On 05/23/2012 05:25 PM, Andy Green wrote:
On 24/05/12 06:42, Somebody in the thread at some point said:

Am I right in thinking the issue you're running into here is that your
customer has direct expectations for the tree you're maintaining, which
makes adding unexpected instability on a vanilla build very
undesireable?

(If that's not the case, then generally I don't see a problem with
broadening the group testing the Androidization patches to the vanilla
set -- they will be beta testing, but that's one key part of open source
QA.)

Pretty much, I think they're saying to their customers, "here's an enabled vanilla tree" and then nobody wants to see problems coming from OOT Androidization series. Since we already had "funny things" in vanilla build from the series, this isn't so paranoid to be concerned about.


I think part of the difficulty here has been the classic question of:
A) Is the linaro kernel release a development snapshot of the current state of our work - allowing us to get real world testing of our not-yet-upstreamed work?
B) Or is it a stable base for others to build upon?

And the answer so far has been "both!" (we're always optimistic! :) but this is a good example of a case where the integration testing of android code with mainline (which helps resolve issues before pushing upstream) is apparently considered too risky for folks wanting that stable base to build upon.

Again, I can see both sides, and what makes most sense depends on our priorities.

Personally I like the idea of the Androidization becoming part of
the basis because it puts us in generally converged direction with
mainline.  But then we have a responsibility to make it as
transparent as mainline will insist that it is if we expect members
are seriously going to offer vanilla kernels on this basis.

I like it too. What could we do cheaply that will give us the
transparency or policy that addresses the risk you've outlined?

Someone needs to audit the OOT Androidization stuff and confirm that for patches that go "out of their box", ie, reach out of /staging or some specific driver:

- the impact of the patch is negated if CONFIG_ANDROID or some more specific config is disabled, or,

 - remove the patch as too invasive, or,

 - conclude the patch is useful and needed in vanilla case too

there's a big variety of "out of the box" patches for stuff like cache code, mmc core, network stack and so on in that series last time I looked. We should give some assurance for people using linux-linaro-core-tracking that someone at least looked at each of those cases and determined its status as above.

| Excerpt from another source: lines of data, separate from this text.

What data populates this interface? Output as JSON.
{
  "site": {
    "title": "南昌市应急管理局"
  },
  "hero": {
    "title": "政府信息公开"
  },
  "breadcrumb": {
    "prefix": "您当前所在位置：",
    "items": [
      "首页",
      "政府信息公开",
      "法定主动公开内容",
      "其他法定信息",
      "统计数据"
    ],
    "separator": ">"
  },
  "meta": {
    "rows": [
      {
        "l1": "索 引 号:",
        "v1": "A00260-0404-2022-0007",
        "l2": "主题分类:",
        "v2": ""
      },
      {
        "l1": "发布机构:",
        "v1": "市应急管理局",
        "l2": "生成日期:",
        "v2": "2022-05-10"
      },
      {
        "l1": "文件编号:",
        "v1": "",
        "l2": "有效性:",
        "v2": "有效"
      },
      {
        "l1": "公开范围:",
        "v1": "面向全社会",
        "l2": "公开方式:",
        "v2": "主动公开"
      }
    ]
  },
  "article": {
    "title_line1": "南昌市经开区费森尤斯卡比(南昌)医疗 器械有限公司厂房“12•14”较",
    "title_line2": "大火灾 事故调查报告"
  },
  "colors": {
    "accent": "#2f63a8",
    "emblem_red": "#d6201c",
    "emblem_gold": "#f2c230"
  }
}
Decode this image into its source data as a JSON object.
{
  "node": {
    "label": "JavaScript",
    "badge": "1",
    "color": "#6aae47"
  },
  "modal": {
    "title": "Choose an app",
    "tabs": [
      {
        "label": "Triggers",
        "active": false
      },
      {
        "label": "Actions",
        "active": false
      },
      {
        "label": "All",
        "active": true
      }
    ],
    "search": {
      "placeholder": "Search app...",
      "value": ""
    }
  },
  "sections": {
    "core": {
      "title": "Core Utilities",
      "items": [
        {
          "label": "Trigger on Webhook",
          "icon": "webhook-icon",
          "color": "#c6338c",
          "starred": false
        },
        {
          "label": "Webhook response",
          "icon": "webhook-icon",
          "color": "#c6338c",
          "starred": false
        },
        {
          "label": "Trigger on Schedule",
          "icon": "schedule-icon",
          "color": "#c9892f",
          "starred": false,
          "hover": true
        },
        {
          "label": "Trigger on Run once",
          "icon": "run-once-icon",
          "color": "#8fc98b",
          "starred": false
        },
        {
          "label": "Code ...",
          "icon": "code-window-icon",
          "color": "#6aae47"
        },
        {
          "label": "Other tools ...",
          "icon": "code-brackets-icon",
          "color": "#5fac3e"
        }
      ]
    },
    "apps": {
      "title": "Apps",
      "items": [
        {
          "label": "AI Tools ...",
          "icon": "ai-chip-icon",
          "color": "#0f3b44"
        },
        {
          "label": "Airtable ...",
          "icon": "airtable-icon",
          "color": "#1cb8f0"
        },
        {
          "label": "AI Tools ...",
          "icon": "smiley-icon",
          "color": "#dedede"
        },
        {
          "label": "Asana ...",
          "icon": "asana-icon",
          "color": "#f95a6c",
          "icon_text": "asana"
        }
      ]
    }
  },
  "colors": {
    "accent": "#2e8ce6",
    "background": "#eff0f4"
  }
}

Again, this would be great to have. Although the calls being made here also have costs to consider: * If we remove the patch, we diverge from AOSP, which makes keeping up with Google's tree more costly. * If the patch is needed in vanilla, but might not be acceptable, considerable work might be required to get it into shape. So what do we do in the meantime?

Further, for the various bits that are not config switched, any such review would need to be done by domain experts, as much of the changes (especially with regard to arm architecture and mmc tweaks) are well beyond my/a novice's ability to audit. In some cases where I've pushed seemingly trivial fixes from the AOSP stack to lkml, Russell and others have not been able to come to consensus as to if the fix is correct or not, so this definitely isn't a trivial work.

And all of the above suggestions you've made are desired, but given time constraints we've been focusing on the more generic functionality first, and moving from there to the more specific driver and architecture changes (which is where the majority of the un-config switched changes are). Its just taking some time to get there, so I suspect pushing the linaro-android tree into a separate merge tree is likely the easiest solution at this point to address your concern (assuming the loss of integration testing is deemed as ok).